In a press conference held Oct. 4 in Quezon City, seven of the accused belied the charges against them.
Jobert Pahilga, one of the legal counsels of the accused, said the charges were filed August 15 and the preliminary investigation started on Sept. 15. “Those accused were not able to attend the hearings because most of them did not receive any notice,” said Pahilga.
The lawyer suspected that the PNP and the Armed Forces of the Philippines (AFP) intentionally supplied the wrong addresses of the respondents.
Pahilga said when he checked out the charges, pictures of the respondents were among the files submitted by the Military Intelligence Group, particularly the Special Operating Team 401 operating in Region IV.
He said two witnesses submitted their sworn statements. They are Marlo Timbreza, security guard of the Globe cell site and Arvin Leviste, self-proclaimed deep penetration agent (DPA) of the Philippine Air Force.
Bayan Muna’s Cambronero said it was impossible for Timbreza to be able to identify the names of the perpetrators. “We are leaders and members of people’s organizations. Why would we bother to burn down a cell site?” said Cambronero.
Meanwhile, Leviste alleged in his affidavit that the 27 activists held a meeting on Ausgust 2 somewhere in Calaca, Batangas and agreed to carry out the burning of the Globe cell site in Lemery.
Saladero described the charges as ‘very stupid and incredible.’
He said that during the said incident, he was attending a case conference at the office of the Pro-Labor Legal Assistance Center (PLACE).
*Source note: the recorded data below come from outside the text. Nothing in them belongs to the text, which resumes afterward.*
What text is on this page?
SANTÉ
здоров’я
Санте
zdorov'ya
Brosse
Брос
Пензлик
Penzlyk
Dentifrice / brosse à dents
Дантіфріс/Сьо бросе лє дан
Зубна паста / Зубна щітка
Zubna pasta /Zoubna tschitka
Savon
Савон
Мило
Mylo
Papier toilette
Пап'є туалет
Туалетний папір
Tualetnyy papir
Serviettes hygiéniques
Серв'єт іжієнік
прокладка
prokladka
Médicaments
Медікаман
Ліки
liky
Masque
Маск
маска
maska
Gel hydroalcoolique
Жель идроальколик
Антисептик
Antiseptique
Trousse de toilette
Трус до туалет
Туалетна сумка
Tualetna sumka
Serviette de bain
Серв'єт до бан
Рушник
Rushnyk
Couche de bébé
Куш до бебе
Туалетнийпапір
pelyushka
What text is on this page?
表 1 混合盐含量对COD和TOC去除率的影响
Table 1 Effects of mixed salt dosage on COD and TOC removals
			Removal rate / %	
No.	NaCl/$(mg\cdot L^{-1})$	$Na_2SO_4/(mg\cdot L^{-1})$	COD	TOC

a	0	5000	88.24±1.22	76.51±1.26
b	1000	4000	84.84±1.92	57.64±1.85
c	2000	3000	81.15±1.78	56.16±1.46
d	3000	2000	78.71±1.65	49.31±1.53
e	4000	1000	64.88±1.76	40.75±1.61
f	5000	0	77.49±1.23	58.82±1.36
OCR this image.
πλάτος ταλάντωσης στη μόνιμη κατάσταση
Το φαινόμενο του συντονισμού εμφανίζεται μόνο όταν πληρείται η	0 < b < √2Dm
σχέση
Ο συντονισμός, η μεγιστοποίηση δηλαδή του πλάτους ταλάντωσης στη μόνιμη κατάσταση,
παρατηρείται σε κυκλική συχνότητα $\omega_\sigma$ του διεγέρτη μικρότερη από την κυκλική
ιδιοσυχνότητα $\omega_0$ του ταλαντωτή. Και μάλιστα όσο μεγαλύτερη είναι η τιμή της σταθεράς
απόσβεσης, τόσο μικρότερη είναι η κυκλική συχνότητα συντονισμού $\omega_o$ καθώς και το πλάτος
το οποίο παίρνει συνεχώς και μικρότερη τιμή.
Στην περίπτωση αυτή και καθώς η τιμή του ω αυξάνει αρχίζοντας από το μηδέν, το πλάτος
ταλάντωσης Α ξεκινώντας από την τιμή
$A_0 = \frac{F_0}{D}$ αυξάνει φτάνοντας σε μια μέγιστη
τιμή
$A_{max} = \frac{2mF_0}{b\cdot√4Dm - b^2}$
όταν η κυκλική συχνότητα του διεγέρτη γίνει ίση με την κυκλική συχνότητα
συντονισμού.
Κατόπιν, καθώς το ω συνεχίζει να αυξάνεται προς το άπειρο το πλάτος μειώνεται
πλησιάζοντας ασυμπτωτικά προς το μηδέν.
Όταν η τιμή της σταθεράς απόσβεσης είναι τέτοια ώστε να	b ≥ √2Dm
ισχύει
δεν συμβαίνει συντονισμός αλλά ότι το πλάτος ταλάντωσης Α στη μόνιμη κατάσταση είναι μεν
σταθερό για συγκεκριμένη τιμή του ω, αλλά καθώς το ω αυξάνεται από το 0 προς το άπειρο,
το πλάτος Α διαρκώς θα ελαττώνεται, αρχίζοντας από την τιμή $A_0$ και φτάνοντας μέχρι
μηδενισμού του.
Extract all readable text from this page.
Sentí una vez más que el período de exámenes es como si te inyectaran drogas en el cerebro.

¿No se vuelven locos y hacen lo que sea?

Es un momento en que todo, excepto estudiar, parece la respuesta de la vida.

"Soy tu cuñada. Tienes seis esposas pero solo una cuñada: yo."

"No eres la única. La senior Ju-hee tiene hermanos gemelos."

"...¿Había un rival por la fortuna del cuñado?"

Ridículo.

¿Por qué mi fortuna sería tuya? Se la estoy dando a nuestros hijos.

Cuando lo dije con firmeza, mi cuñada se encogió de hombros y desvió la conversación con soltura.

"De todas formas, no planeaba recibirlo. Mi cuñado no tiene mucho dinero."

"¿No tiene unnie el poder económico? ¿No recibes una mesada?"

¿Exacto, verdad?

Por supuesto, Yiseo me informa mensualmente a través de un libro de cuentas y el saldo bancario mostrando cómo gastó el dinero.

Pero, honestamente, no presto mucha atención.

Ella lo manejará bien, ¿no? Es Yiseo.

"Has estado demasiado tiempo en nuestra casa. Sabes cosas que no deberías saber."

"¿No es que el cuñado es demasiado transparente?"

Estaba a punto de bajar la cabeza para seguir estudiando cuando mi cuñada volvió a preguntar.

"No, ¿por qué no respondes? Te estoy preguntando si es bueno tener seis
Saladero said that one of his co-accused, Aguilar, was then at the hospital. “He could not walk. He has diabetes and his toes were almost amputated.” Another accused, San Jose, was also at the hospital, said Saladero. “He was by the bedside of his dying wife who has cancer.”
Saladero retorted, “Are these the result of military intelligence? It is a contradiction in terms; the military has no intelligence at all.”
“Are they saying that I am a lawyer during the day and a member of the NPA [New People’s Army] at night?” Saladero said.
He said they would file their counter-affidavits on October 30 at the Batangas Prosecutor’s Office.